First, according to the Times report, the Internal Revenue Service audited the estate tax return and, in doing so, conducted a detailed review of Fred Trump’s gifts and gift tax returns. There is no evidence this audit resulted in a criminal investigation.
Second, in civil cases, courts often are presented with dueling experts who prepare detailed reports explaining why their respective estimation of property values should be adopted, leaving the courts to either accept one side’s methodology or to arrive at a value somewhere in the middle. A court’s decision to accept the IRS valuation, of course, would not prompt a criminal investigation.

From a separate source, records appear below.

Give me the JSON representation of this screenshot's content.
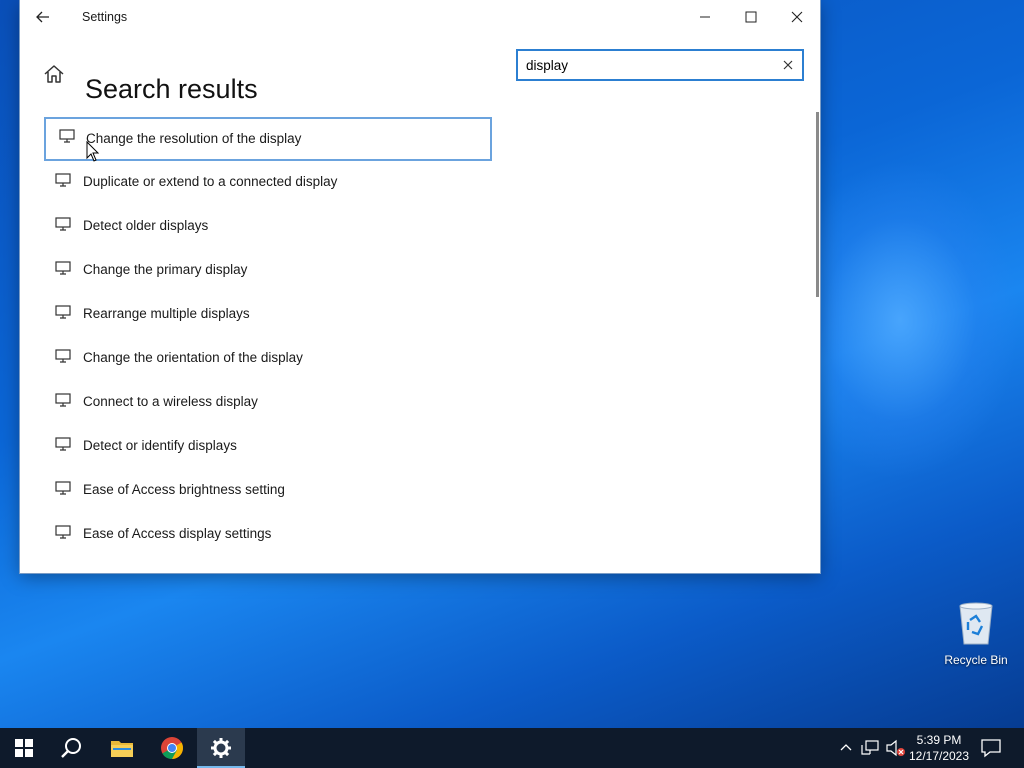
{
  "window": {
    "title": "Settings",
    "page_title": "Search results"
  },
  "search": {
    "value": "display"
  },
  "results": [
    {
      "label": "Change the resolution of the display",
      "selected": true
    },
    {
      "label": "Duplicate or extend to a connected display"
    },
    {
      "label": "Detect older displays"
    },
    {
      "label": "Change the primary display"
    },
    {
      "label": "Rearrange multiple displays"
    },
    {
      "label": "Change the orientation of the display"
    },
    {
      "label": "Connect to a wireless display"
    },
    {
      "label": "Detect or identify displays"
    },
    {
      "label": "Ease of Access brightness setting"
    },
    {
      "label": "Ease of Access display settings"
    }
  ],
  "desktop": {
    "recycle_bin_label": "Recycle Bin"
  },
  "taskbar": {
    "time": "5:39 PM",
    "date": "12/17/2023",
    "items": [
      "start-icon",
      "search-icon",
      "file-explorer-icon",
      "chrome-icon",
      "settings-icon"
    ]
  },
  "colors": {
    "accent": "#2c7fd1",
    "selected_border": "#6ba3de",
    "taskbar": "#0e1a2b"
  }
}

Third, the president’s father appears to be the person responsible for most of the conduct cited in the Times report. Fred Trump’s activities are alleged to have included, among other things, the use of shell corporations to improperly inflate deductions and reduce taxable income; extensive disguised giving to improperly minimize estate tax liabilities; and improperly devaluing properties to avoid gift, estate and income tax liabilities. However, when Fred Trump died, so did any potential criminal charges against him.

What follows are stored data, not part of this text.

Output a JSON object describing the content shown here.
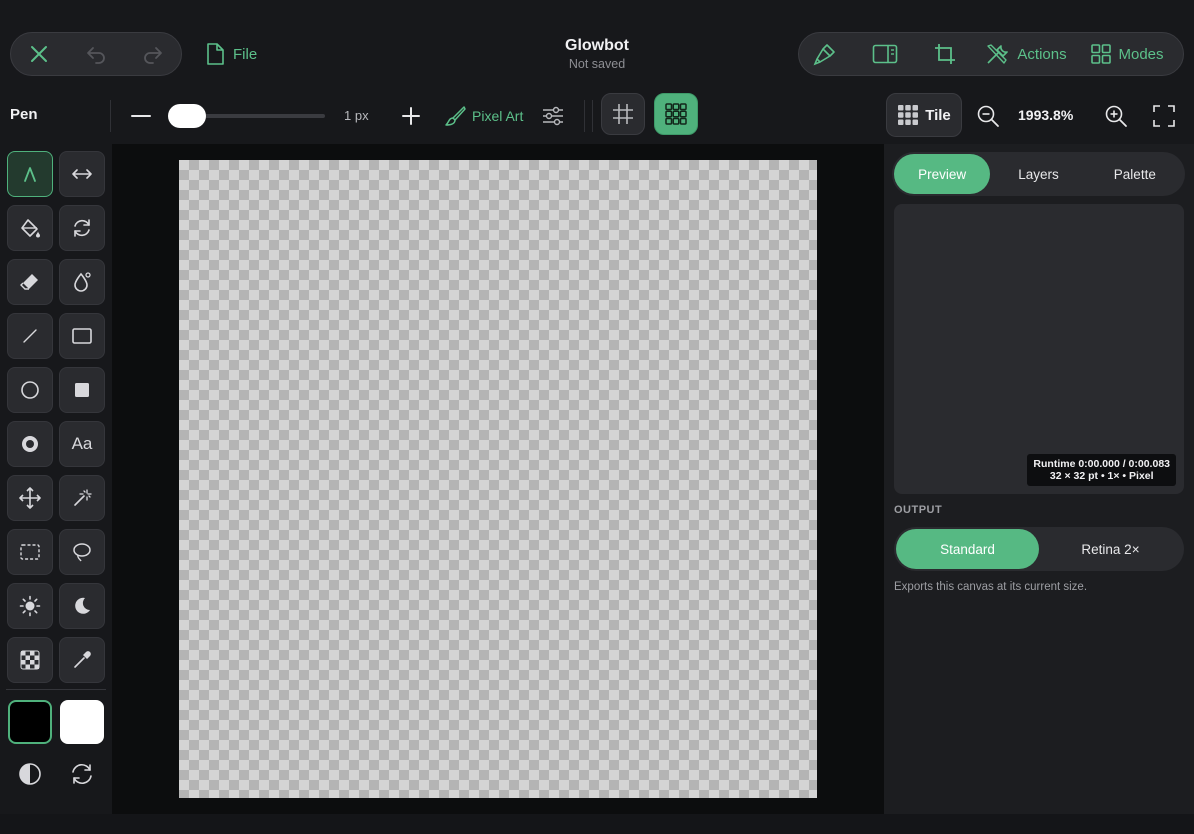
{
  "colors": {
    "accent": "#4fb17c",
    "accent_text": "#5cc08a",
    "background": "#17181b",
    "canvas_light": "#d4d4d4",
    "canvas_dark": "#b4b4b4",
    "primary_color": "#000000",
    "secondary_color": "#ffffff"
  },
  "header": {
    "file_label": "File",
    "title": "Glowbot",
    "subtitle": "Not saved",
    "actions_label": "Actions",
    "modes_label": "Modes"
  },
  "options": {
    "tool_name": "Pen",
    "size_label": "1 px",
    "pixel_art_label": "Pixel Art",
    "tile_label": "Tile",
    "zoom_label": "1993.8%"
  },
  "tools": [
    {
      "name": "pen-tool",
      "icon": "pen-nib-icon",
      "active": true
    },
    {
      "name": "symmetry-tool",
      "icon": "horizontal-arrows-icon"
    },
    {
      "name": "fill-tool",
      "icon": "paint-bucket-icon"
    },
    {
      "name": "rotate-tool",
      "icon": "rotate-icon"
    },
    {
      "name": "eraser-tool",
      "icon": "eraser-icon"
    },
    {
      "name": "blur-tool",
      "icon": "droplet-icon"
    },
    {
      "name": "line-tool",
      "icon": "line-icon"
    },
    {
      "name": "rectangle-tool",
      "icon": "rectangle-outline-icon"
    },
    {
      "name": "ellipse-tool",
      "icon": "circle-outline-icon"
    },
    {
      "name": "filled-rectangle-tool",
      "icon": "filled-square-icon"
    },
    {
      "name": "ring-tool",
      "icon": "ring-icon"
    },
    {
      "name": "text-tool",
      "icon": "text-icon",
      "text": "Aa"
    },
    {
      "name": "move-tool",
      "icon": "move-arrows-icon"
    },
    {
      "name": "magic-wand-tool",
      "icon": "magic-wand-icon"
    },
    {
      "name": "rect-select-tool",
      "icon": "dashed-rect-select-icon"
    },
    {
      "name": "lasso-tool",
      "icon": "lasso-icon"
    },
    {
      "name": "brighten-tool",
      "icon": "sun-icon"
    },
    {
      "name": "darken-tool",
      "icon": "moon-icon"
    },
    {
      "name": "dither-tool",
      "icon": "checker-pattern-icon"
    },
    {
      "name": "eyedropper-tool",
      "icon": "eyedropper-icon"
    }
  ],
  "panel": {
    "tabs": [
      "Preview",
      "Layers",
      "Palette"
    ],
    "active_tab": "Preview",
    "runtime_line1": "Runtime 0:00.000 / 0:00.083",
    "runtime_line2": "32 × 32 pt • 1× • Pixel",
    "output_label": "OUTPUT",
    "output_options": [
      "Standard",
      "Retina 2×"
    ],
    "active_output": "Standard",
    "export_note": "Exports this canvas at its current size."
  }
}
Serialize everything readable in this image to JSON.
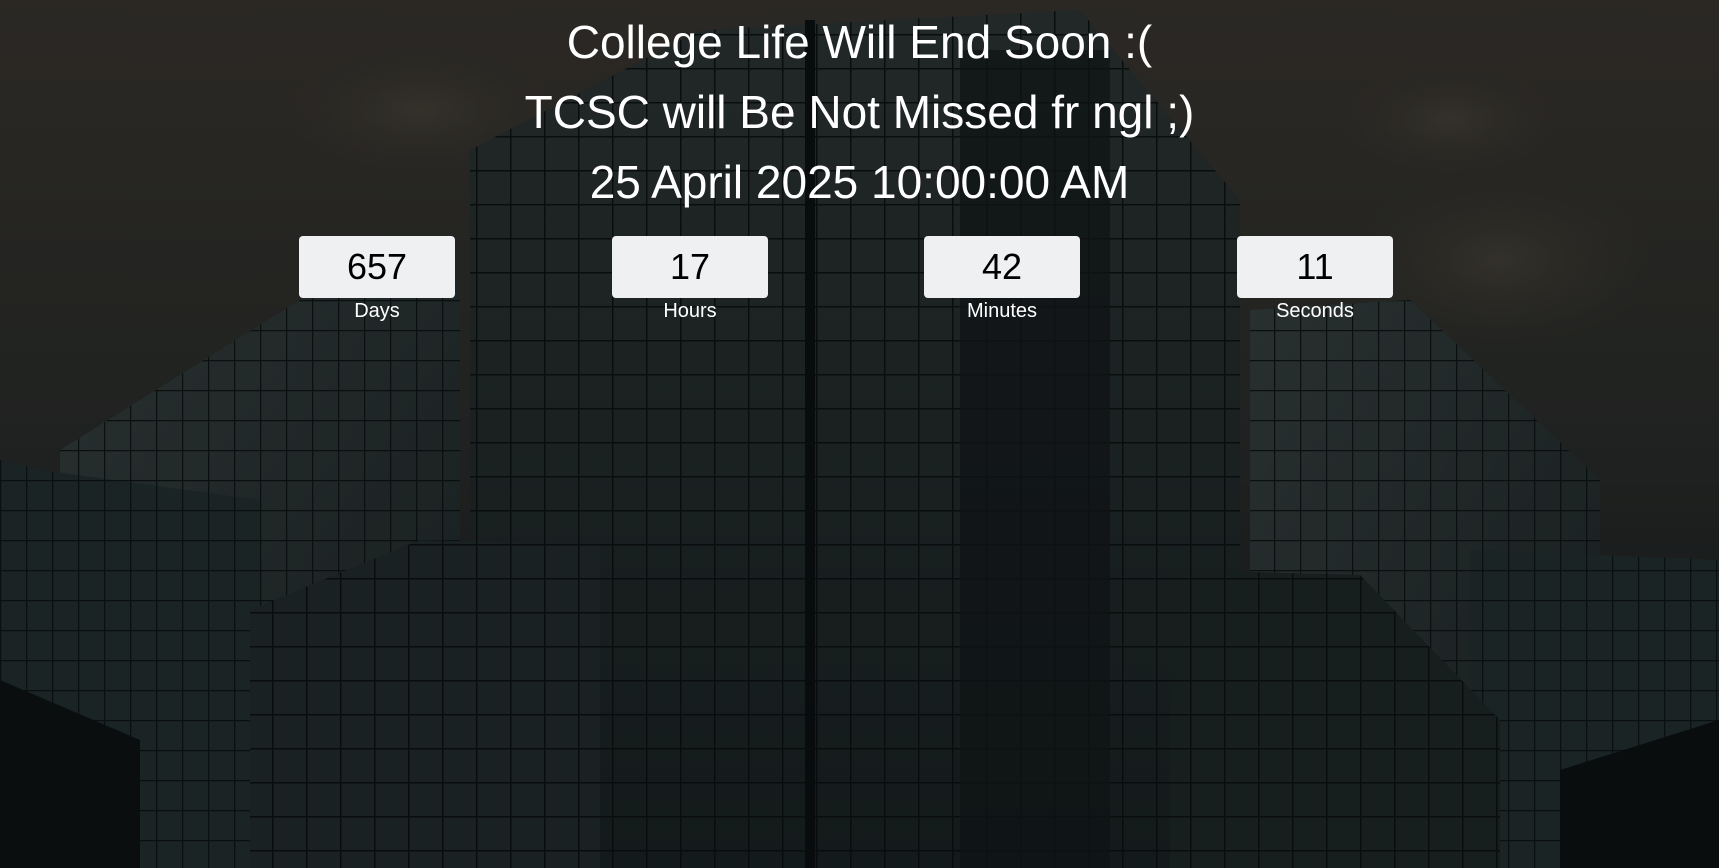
{
  "page": {
    "heading_line1": "College Life Will End Soon :(",
    "heading_line2": "TCSC will Be Not Missed fr ngl ;)",
    "target_datetime": "25 April 2025 10:00:00 AM"
  },
  "countdown": [
    {
      "value": "657",
      "label": "Days"
    },
    {
      "value": "17",
      "label": "Hours"
    },
    {
      "value": "42",
      "label": "Minutes"
    },
    {
      "value": "11",
      "label": "Seconds"
    }
  ],
  "colors": {
    "text": "#ffffff",
    "box_background": "#eef0f2",
    "number_text": "#000000",
    "background_tint": "#1c2222"
  }
}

While the article strongly suggests that Donald Trump colluded and conspired with this father and his siblings to defraud the IRS, the Times does not allege any specific illegal conduct or acts in furtherance of tax crimes within the six-year statute of limitations.
Further complicating any potential case is the statement by one of the president’s lawyers, Charles J. Harder, that Trump and his relatives “relied entirely” on “licensed professionals.”

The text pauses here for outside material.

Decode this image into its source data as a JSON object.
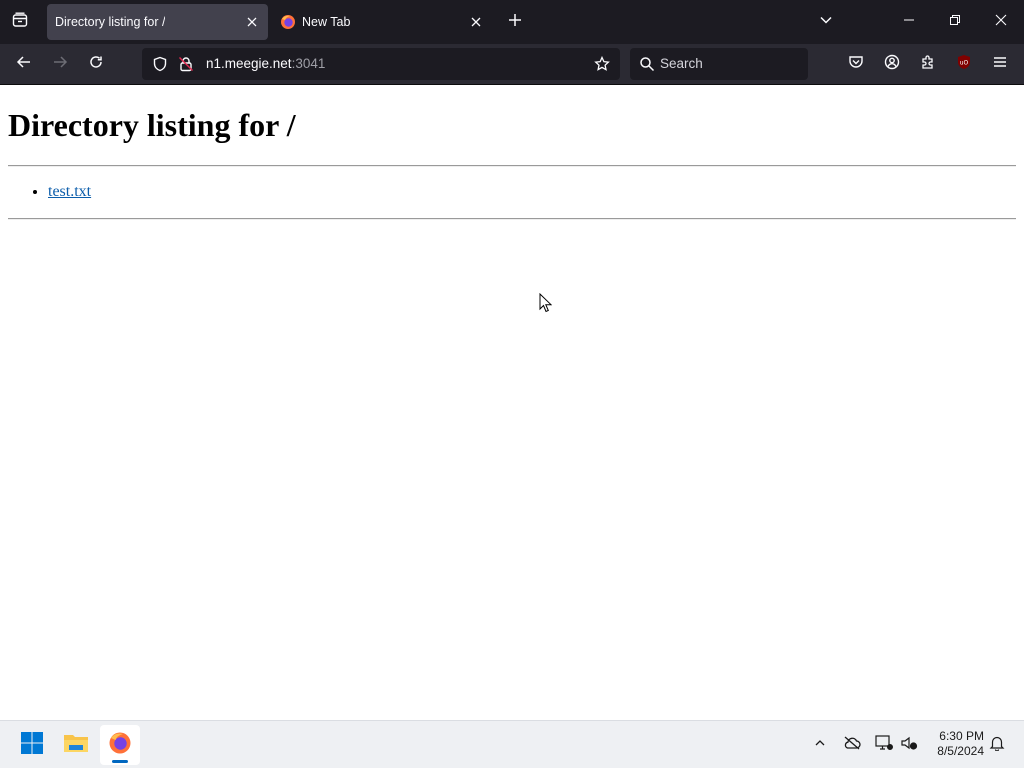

Blaming accountants and lawyers may sound like an attempt to pass the buck, but in both civil and criminal tax cases, it is an accepted affirmative defense. If the Trump family relied in good faith on competent advisers, provided these advisers with full and accurate information to obtain relevant opinions or advice, and then acted in accordance with that advice, the Trump family would have a viable defense against any civil fraud penalties or criminal charges. Certainly, the case would be different if it were proven that they colluded or conspired with those professionals to violate tax laws.
Just because this matter may be difficult — and politically charged — does not mean the IRS and the Justice Department should not take a hard look at what the Times has reported. Given that accusations are specific and serious, I have no doubt they will. While these efforts may not result in criminal charges or even civil fraud penalties, the information is likely to be considered in pending and future investigations.
Any case would depend on the IRS and Justice Department gathering additional evidence, interviewing witnesses and exploring the defenses raised. Only after that can the Justice Department’s Tax Division determine whether there is sufficient evidence to establish the elements of an offense beyond a reasonable doubt. Undoubtedly, career officials at IRS and the Justice Department will be keeping that in mind as they consider whether to pursue this matter.